The firm argued that Kebs introduced a criteria on eligibility, which it deemed offensive and discriminatory as it was fashioned to lock it out of the procurement process.
A Kenyan firm has moved to court to challenge a multimillion-shilling tender by the Kenya Bureau of Standards (Kebs) for inspection of goods before leaving their source country, arguing that it was discriminatory against local contractors.
In a petition filed before the High Court, Precision Experts Limited argues that some of the mandatory requirements in the tender documents discriminate against citizen contractors, and are unreasonably excessive and contrary to the provisions of the Public Procurement and Asset Disposal Act, 2015.
Kebs invited bids in January for the tender prequalification of Pre–export Verification of Conformity (PVoC) to standards for the year 2025-2028. The PVoCs programme involves third-party inspection and certification of goods at the exporting country to guarantee compliance with Kenyan health, safety, and environmental standards before shipment.
Eighteen of the 19 bidders were international candidates. The pre-qualification process is ongoing as the evaluation of tenders and an award are yet to be made.
But Precision Experts alleges that the tender documents were discriminatory against citizen contractors as they prescribed requirements contrary to the Procurement Act.
The firm says the requirement of evidence of the tenderer’s physical presence and location to provide PVoC services imposes a substantial burden on citizen candidates.
The firm had challenged the requirements before the Public Procurement Administrative Review Board but the case was dismissed in March.
The firm’s director Peter Maina said the requirements were not grounded in international standards or widely recognised trade norms. Mr Maina said international candidates are granted time to achieve compliance for contract execution, whereas citizen contractors must meet compliance requirements and incur expenses upfront, even before getting a contract.

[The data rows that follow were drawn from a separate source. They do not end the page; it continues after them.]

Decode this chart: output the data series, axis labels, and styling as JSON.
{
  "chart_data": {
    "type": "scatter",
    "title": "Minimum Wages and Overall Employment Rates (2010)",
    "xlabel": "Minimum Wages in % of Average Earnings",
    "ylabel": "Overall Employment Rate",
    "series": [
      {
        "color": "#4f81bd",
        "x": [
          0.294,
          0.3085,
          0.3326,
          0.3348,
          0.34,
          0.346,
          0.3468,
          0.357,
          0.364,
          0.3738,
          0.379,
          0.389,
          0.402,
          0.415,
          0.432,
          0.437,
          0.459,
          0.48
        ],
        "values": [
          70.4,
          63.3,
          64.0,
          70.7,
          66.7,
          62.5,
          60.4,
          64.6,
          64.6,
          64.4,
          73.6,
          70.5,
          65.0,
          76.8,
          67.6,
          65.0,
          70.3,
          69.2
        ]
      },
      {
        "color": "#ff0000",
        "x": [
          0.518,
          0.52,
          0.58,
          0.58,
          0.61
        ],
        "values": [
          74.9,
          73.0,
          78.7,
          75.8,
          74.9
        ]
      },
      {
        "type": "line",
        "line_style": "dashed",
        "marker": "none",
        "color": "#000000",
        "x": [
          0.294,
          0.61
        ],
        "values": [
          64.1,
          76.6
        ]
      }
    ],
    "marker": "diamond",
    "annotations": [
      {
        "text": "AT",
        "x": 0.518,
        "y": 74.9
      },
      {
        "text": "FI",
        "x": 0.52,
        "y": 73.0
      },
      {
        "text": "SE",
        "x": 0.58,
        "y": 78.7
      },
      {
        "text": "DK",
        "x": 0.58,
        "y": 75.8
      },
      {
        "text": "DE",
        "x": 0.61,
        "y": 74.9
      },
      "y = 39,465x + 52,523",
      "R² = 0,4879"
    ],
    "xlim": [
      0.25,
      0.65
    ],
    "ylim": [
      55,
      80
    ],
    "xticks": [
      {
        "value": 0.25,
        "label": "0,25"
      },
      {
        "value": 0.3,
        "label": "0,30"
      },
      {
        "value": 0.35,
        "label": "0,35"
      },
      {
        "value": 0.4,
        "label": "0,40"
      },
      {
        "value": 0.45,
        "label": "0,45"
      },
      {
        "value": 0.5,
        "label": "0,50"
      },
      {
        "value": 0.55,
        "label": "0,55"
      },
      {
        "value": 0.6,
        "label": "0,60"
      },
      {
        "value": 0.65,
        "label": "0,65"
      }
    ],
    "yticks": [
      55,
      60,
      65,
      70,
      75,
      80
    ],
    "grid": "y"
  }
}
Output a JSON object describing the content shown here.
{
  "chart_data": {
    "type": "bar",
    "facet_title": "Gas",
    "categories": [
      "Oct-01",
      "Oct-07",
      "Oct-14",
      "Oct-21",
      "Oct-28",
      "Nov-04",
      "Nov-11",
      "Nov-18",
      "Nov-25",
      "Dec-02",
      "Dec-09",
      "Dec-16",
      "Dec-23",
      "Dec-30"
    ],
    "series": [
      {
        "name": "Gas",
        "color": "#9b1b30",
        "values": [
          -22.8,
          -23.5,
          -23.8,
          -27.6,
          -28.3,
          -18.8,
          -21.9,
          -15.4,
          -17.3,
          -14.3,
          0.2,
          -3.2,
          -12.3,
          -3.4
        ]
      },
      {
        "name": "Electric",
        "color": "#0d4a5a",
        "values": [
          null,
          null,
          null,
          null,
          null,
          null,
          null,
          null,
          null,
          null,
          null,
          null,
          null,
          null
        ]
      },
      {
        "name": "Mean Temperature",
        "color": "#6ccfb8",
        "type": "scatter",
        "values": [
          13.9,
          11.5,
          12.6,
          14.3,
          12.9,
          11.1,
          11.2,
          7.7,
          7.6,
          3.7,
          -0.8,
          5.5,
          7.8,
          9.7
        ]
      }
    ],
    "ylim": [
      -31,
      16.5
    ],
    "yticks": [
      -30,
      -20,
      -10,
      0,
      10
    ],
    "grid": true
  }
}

He pointed out that another mandatory requirement, which compels candidates to submit certified copies of licenses to operate in each preferred country for conformity assessment, was discriminatory.
This was because it applied exclusively to international candidates, requiring them to establish an operational office in Kenya only after the contract award and within six months of its commencement.
He further argued that the requirement for candidates to extend their accreditation scope to territories identified in the tender before prequalification was not only burdensome for citizen contractors but also unreasonable.
“Unless this application is certified as urgent, leave is granted to file a substantive notice of motion application and the leave acts as a stay of the decision of the board and the procurement process, there is a risk that citizen contractors will be unfairly, unlawfully, and unconstitutionally and unconstitutionally be restrained from participating from the international prequalification process,” he said in the petition.
He wants the court to compel the review board to hear the case afresh within 14 days, from the date of the ruling.
While dismissing the case in March, the board said the different treatment with respect to establishing a physical presence and an operational office (prior to prequalification) in the highlighted zones or regions does not amount to discrimination.
The board further said a procuring entity has the discretion to tailor its bid documents according to its needs, but the discretion is not absolute.
The review board said given the nature of the conformity assessment exercise to be undertaken upon contract award, it was essential for the procuring entity to ensure that potential bidders have the capacity to uphold and maintain the required standards, in line with the provisions of the Standards Act and article 46 of the constitution.
“Therefore, based on the foregoing analysis, the Board finds that the Respondents adhered to the principles of non-discrimination and the promotion of local industry, as required by the Constitution and the Act,” the review board had ruled.
However, the firm faulted the review board saying there was no mention whatsoever, in the entire decision, that the review board undertook a comparison between international standards and the bid documents.
“In arriving at its decision, the Public Procurement Administrative Review Board, the 1st respondent herein, failed to consider the international standards before them, and which prescribe international standards that touch on conformity assessment, the subject of the procurement proceedings,” Mr Maina submitted.